15 Menschen kamen bei dem Terroranschlag auf eine jüdische Feier in Sydney ums Leben, mindestens 40 wurden zum Teil schwer verletzt. Christliche Kirchen vieler Konfessionen haben sich am Freitag an die Seite der jüdischen Gemeinden gestellt.
Hannover (epd). Nach dem Terroranschlag auf eine jüdische Chanukka-Feier im australischen Sydney haben die christlichen Kirchen in Hannover ihre Solidarität mit den jüdischen Gemeinden zum Ausdruck gebracht. Der Anschlag habe sich zwar zunächst gegen jüdisches Leben gerichtet, erklärte die Arbeitsgemeinschaft Christlicher Kirchen Hannover (ACKH) am Freitag. Doch in Wahrheit richte er sich «gegen alle Menschen, die ein friedliches und von Respekt geprägtes Miteinander in Vielfalt leben wollen». Zu diesem Miteinander gebe es keine Alternative.

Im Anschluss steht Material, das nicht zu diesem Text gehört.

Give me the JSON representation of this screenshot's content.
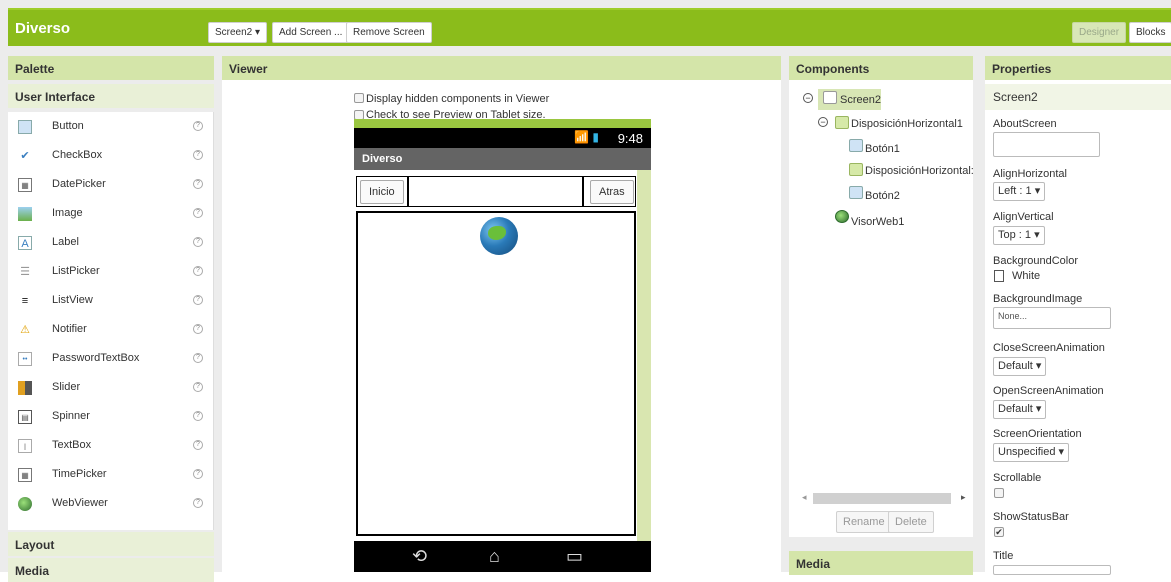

«Einmal mehr wird deutlich, dass in unserer Zeit der Antisemitismus zu einer weltweiten Realität geworden ist», erklärte der überkonfessionelle Zusammenschluss von evangelischen, katholischen, orthodoxen und freikirchlichen Gemeinden: «Hass und Gewalt bedrohen unser alltägliches Leben immer mehr.» Christen träten jeder Ausbreitung von Hass, Gewalt und Terror mit Nachdruck entgegen, hieß es. Bei dem Anschlag am 14. Dezember kamen 15 Menschen ums Leben. Mindestens 40 wurden schwer verletzt.
Die ACKH sei auch den Muslimen verbunden, die unter einer möglichen Stigmatisierung von Gewalt litten und in der Folge Vorverurteilung und Ausgrenzung erleben müssten. «Wir drücken all denen unsere Solidarität aus, die sich von Gewalt in jeder Form distanzieren», hieß es. In Hannover habe sich seit Jahrzehnten ein friedliches und tolerantes Miteinander der Religionen etabliert. So stehe die erste nach dem Krieg erbaute Synagoge in Deutschland in Hannover, und in den vergangenen Jahren seien mehrere frühere Kirchengebäude in jüdische Gemeinde- und Kulturzentren umgewidmet worden.